I noticed this behavior too but I found out what's happening after digging deeper with .NET Reflector.

The complete example of your code with the latest Unity version:

ParticleSystem particle = GetComponent<ParticleSystem>();
ParticleSystem.EmissionModule em = particle.emission;
em.rate = new ParticleSystem.MinMaxCurve(5);

Things to bear in mind:

ParticleSystem is a class.

EmissionModule is a struct.

To change the Particle's emission rate in Unity 5 and above, you must get the ParticleSystem.emission then store it in a temporary EmissionModule(struct) then you can modify it's rate variable

How does this work?

When you do:

ParticleSystem particle = GetComponent<ParticleSystem>(); 

or create/instantiate new ParticleSystem or attach one through the Editor, Unity will create new EmissionModule instance. EmissionModule has a an internal constructor that takes ParticleSystem as a parameter. Unity will immediately pass the current ParticleSystem instance to this EmissionModule constructor and that instance is stored in a temporary variable in the EmissionModule struct for later use.

It looks something like this:

private ParticleSystem tempParticleSystem;
internal EmissionModule(ParticleSystem particleInstance)
{
    this.tempParticleSystem = particleInstance;
}

When you do:

ParticleSystem.EmissionModule em = particle.emission;

Unity will create new instance of EmissionModule from the current particle (particle) and return it. That will contain that ParticleSystem (tempParticleSystem) reference that was saved. Remember that ParticleSystem is a class, so the reference is still there. The emission property only have the get accessor. No set accessor.
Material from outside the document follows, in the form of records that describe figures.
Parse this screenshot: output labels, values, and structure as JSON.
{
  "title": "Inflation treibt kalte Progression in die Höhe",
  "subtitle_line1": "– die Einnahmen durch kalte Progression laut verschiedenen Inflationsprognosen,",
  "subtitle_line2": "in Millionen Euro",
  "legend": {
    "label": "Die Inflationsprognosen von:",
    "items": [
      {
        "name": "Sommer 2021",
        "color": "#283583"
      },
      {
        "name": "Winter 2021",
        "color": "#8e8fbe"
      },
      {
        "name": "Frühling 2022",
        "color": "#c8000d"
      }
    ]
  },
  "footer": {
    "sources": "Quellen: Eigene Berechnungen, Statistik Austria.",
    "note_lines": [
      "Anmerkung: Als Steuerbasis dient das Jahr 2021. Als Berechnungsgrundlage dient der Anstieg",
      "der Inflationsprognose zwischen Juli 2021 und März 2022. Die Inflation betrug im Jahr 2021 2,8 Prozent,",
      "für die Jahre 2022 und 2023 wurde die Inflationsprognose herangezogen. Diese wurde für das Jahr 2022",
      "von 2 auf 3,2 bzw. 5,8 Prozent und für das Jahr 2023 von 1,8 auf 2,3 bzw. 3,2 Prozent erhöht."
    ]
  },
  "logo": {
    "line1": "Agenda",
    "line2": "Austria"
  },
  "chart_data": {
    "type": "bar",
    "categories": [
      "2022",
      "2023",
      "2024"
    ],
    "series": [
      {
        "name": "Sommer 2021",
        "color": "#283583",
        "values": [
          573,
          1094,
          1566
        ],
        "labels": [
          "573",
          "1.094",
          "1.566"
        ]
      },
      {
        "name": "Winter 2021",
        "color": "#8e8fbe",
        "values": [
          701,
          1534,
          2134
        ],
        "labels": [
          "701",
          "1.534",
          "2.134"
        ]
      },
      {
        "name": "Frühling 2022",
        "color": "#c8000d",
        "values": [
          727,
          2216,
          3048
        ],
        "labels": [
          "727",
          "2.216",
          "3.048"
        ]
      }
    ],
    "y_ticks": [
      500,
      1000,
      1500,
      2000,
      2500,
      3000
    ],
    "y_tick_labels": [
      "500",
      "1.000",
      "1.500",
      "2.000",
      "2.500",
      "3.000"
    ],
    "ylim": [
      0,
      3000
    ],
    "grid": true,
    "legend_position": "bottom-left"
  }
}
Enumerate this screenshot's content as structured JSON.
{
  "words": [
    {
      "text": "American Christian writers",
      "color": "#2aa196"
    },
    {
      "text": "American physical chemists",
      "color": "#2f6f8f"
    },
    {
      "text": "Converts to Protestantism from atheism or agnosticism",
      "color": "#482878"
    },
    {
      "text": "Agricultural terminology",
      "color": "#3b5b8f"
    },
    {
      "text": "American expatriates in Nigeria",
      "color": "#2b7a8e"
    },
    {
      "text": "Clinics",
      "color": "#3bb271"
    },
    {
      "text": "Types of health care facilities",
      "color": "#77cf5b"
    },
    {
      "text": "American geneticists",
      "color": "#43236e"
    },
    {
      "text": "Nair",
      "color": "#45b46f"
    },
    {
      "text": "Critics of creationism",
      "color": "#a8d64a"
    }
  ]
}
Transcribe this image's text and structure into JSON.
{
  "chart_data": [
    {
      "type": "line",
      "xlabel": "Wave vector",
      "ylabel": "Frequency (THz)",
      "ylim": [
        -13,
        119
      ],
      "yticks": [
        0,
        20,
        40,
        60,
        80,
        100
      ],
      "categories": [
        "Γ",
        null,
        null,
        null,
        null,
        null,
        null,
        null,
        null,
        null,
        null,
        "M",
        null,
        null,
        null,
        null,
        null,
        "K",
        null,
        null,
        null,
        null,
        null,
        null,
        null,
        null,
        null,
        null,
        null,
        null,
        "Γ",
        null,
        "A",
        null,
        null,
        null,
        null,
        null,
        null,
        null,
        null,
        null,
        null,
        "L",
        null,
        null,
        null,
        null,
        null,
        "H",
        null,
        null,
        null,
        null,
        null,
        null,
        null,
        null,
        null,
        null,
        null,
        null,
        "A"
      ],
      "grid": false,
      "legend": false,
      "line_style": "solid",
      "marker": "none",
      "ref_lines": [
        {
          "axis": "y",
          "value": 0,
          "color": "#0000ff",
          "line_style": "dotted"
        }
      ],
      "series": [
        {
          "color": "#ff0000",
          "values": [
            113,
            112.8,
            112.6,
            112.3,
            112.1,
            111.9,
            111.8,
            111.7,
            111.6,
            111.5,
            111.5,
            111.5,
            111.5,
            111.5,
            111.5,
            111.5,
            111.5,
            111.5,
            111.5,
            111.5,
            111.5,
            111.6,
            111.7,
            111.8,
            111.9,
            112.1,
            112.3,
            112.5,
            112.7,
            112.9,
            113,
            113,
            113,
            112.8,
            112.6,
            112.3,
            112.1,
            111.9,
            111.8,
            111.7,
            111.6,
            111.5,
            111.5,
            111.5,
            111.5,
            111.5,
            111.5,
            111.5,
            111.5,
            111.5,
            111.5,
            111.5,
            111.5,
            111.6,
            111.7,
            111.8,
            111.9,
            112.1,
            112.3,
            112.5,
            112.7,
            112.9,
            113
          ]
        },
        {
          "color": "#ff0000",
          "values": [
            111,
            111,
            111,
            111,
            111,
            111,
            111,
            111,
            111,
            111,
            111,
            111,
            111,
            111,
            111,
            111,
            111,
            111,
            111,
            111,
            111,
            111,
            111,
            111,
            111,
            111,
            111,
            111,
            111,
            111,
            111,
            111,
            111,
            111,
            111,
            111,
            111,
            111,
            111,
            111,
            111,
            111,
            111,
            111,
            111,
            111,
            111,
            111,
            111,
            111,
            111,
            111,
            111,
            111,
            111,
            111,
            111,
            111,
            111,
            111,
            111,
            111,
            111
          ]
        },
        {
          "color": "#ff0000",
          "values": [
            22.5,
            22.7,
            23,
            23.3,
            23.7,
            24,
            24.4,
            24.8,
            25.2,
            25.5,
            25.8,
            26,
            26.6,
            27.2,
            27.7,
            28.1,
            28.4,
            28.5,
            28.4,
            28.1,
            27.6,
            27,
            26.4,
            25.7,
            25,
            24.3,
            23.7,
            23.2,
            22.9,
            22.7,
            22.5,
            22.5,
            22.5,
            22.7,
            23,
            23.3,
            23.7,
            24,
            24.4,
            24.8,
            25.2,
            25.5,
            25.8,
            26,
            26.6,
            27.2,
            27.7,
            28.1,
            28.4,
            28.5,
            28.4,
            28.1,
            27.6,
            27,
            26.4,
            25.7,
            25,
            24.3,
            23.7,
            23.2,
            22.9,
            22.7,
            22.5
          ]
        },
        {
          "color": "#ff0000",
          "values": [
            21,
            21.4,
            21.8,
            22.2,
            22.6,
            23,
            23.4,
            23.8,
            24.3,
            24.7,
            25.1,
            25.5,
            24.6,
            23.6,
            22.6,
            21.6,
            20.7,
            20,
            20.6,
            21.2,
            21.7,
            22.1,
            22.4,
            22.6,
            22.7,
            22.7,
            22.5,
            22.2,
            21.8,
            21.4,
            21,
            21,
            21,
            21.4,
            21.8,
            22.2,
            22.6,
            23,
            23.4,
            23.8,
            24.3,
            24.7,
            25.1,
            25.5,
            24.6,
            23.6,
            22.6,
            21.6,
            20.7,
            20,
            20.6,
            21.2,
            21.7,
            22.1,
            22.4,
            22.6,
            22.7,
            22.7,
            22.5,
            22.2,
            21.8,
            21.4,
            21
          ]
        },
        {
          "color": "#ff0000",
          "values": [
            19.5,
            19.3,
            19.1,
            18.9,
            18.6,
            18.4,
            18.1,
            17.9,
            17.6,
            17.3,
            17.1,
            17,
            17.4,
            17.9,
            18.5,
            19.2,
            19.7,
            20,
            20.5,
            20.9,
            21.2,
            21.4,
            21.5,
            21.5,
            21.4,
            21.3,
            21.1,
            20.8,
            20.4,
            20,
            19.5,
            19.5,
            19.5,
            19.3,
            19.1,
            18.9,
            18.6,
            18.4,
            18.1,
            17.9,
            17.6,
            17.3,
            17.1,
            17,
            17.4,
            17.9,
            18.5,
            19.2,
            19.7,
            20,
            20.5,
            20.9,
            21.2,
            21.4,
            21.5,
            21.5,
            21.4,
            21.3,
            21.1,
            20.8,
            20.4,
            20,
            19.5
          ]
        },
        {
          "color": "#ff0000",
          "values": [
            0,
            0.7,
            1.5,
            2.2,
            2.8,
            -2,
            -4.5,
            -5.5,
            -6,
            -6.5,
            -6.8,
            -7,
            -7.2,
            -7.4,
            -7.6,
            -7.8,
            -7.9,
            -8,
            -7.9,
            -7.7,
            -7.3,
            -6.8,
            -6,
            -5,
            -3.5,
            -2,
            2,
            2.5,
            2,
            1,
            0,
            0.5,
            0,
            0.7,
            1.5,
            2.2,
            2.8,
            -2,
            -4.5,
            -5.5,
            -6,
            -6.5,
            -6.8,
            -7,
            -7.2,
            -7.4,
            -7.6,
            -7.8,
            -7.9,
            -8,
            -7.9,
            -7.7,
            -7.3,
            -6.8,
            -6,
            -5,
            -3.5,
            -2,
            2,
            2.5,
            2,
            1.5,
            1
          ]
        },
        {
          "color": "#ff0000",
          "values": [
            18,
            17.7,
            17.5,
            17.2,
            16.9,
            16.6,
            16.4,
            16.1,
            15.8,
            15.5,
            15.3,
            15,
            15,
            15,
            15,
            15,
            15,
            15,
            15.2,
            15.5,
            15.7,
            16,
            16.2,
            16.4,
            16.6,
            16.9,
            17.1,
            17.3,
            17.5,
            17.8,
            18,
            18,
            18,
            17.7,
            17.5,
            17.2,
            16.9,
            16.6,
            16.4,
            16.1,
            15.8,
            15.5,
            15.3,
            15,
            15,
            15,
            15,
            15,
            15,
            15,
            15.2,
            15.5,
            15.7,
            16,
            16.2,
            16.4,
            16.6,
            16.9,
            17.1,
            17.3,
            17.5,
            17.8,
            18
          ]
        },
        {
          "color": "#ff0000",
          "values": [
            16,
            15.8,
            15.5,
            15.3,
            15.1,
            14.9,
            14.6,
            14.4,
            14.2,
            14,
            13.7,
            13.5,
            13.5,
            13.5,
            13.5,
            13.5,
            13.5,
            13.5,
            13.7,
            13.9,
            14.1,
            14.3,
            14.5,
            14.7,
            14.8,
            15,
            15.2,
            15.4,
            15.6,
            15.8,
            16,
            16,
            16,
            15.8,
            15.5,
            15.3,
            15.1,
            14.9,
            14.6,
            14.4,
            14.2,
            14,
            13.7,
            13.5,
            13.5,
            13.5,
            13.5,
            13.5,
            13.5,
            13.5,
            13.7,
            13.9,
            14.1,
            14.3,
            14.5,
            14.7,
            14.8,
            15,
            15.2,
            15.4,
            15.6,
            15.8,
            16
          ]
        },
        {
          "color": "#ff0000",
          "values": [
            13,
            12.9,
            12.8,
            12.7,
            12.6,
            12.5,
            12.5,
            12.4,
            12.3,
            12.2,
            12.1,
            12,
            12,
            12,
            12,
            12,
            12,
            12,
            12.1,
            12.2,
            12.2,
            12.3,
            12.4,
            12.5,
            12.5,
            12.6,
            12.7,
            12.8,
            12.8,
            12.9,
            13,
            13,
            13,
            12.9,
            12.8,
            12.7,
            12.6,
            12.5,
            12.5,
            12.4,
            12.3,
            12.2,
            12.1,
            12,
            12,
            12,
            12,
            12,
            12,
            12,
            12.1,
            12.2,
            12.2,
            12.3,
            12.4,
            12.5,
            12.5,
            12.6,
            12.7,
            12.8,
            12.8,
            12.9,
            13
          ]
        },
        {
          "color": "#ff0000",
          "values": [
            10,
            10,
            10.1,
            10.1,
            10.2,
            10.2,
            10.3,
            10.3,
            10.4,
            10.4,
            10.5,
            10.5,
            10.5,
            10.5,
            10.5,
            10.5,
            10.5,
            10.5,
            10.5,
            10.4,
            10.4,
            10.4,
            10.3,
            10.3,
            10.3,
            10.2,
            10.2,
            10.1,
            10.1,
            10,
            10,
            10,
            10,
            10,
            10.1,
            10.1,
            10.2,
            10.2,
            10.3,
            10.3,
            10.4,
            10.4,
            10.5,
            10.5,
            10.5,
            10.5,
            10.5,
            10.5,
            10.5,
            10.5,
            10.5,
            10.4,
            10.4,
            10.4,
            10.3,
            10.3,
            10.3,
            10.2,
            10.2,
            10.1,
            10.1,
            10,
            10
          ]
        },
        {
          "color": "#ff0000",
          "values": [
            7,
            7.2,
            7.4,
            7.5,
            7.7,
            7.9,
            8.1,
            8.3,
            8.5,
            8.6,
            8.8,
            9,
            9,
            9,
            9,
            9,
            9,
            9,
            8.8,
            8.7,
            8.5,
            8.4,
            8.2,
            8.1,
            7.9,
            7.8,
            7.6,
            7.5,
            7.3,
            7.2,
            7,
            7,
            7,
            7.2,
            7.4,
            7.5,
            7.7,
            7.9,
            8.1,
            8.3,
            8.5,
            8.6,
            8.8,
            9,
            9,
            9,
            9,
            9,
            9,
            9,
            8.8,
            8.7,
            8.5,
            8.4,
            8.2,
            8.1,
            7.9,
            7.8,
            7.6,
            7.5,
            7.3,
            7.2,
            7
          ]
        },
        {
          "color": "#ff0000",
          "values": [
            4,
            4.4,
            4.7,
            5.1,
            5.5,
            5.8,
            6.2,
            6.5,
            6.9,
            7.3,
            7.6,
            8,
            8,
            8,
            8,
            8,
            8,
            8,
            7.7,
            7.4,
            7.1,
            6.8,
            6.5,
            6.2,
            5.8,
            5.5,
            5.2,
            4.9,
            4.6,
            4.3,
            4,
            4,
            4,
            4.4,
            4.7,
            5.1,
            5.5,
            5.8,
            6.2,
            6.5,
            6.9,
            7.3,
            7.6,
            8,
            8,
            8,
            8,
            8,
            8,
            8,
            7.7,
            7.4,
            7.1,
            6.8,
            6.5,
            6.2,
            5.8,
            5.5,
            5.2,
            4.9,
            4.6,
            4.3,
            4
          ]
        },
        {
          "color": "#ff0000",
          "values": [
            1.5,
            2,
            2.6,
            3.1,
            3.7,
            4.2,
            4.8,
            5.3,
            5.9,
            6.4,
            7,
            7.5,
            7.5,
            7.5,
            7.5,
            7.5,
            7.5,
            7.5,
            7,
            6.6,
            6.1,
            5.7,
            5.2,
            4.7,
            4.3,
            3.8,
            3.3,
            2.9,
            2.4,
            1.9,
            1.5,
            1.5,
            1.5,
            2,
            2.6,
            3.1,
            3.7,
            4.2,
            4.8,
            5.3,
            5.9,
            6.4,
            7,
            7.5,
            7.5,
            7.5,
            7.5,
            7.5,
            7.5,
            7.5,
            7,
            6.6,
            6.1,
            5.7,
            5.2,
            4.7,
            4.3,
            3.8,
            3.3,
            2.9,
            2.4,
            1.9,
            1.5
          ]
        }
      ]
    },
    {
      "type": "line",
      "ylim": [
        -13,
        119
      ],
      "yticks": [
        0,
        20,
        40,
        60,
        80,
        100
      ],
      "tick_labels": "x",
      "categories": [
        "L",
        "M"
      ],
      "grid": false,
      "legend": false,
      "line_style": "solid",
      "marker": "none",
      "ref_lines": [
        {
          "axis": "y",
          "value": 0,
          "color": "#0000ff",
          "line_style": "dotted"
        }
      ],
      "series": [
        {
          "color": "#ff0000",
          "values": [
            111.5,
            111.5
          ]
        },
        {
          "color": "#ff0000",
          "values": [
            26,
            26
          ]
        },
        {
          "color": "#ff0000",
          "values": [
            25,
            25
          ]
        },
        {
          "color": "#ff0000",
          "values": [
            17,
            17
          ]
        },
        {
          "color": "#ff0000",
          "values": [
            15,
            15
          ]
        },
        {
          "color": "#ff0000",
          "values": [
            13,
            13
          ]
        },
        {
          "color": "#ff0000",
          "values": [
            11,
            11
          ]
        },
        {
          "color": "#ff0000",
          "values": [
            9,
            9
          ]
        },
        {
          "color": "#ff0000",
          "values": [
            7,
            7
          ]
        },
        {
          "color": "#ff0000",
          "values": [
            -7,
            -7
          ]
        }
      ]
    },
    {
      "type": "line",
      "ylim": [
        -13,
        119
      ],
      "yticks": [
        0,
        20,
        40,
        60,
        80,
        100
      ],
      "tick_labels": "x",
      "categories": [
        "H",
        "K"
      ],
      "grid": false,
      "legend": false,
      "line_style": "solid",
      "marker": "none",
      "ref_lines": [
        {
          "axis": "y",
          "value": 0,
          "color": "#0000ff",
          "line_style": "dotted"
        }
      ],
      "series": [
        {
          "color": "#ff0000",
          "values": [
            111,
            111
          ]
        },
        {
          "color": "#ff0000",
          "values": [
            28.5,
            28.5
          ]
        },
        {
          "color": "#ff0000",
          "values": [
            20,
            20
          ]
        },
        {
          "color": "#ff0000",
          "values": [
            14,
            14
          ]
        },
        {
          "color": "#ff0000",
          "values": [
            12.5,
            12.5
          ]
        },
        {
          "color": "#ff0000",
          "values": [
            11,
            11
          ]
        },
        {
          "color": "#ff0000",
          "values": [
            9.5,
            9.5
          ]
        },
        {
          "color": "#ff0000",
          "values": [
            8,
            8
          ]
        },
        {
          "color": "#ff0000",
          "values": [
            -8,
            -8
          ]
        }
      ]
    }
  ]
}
Because of this, it is a read only property.

The emission property looks something like this:

public EmissionModule emission
{
    get
    {
        return new EmissionModule(this);
    }
}

Finally, when the you do:

em.rate = ....

or change the emission rate, that saved reference is used to change the Particle rate in the native side of Unity which is written in C++.

public ParticleSystem.MinMaxCurve rate
{
    get
    {
        ParticleSystem.MinMaxCurve curve = new ParticleSystem.MinMaxCurve();
        getParticleRate(this.tempParticleSystem, ref curve);
        return curve;
    }
    set
    {
        setParticleRate(this.tempParticleSystem, ref value);
    }
}

To simplify this, we can call this a result of a class (ParticleSystem) inside a struct (EmissionModule).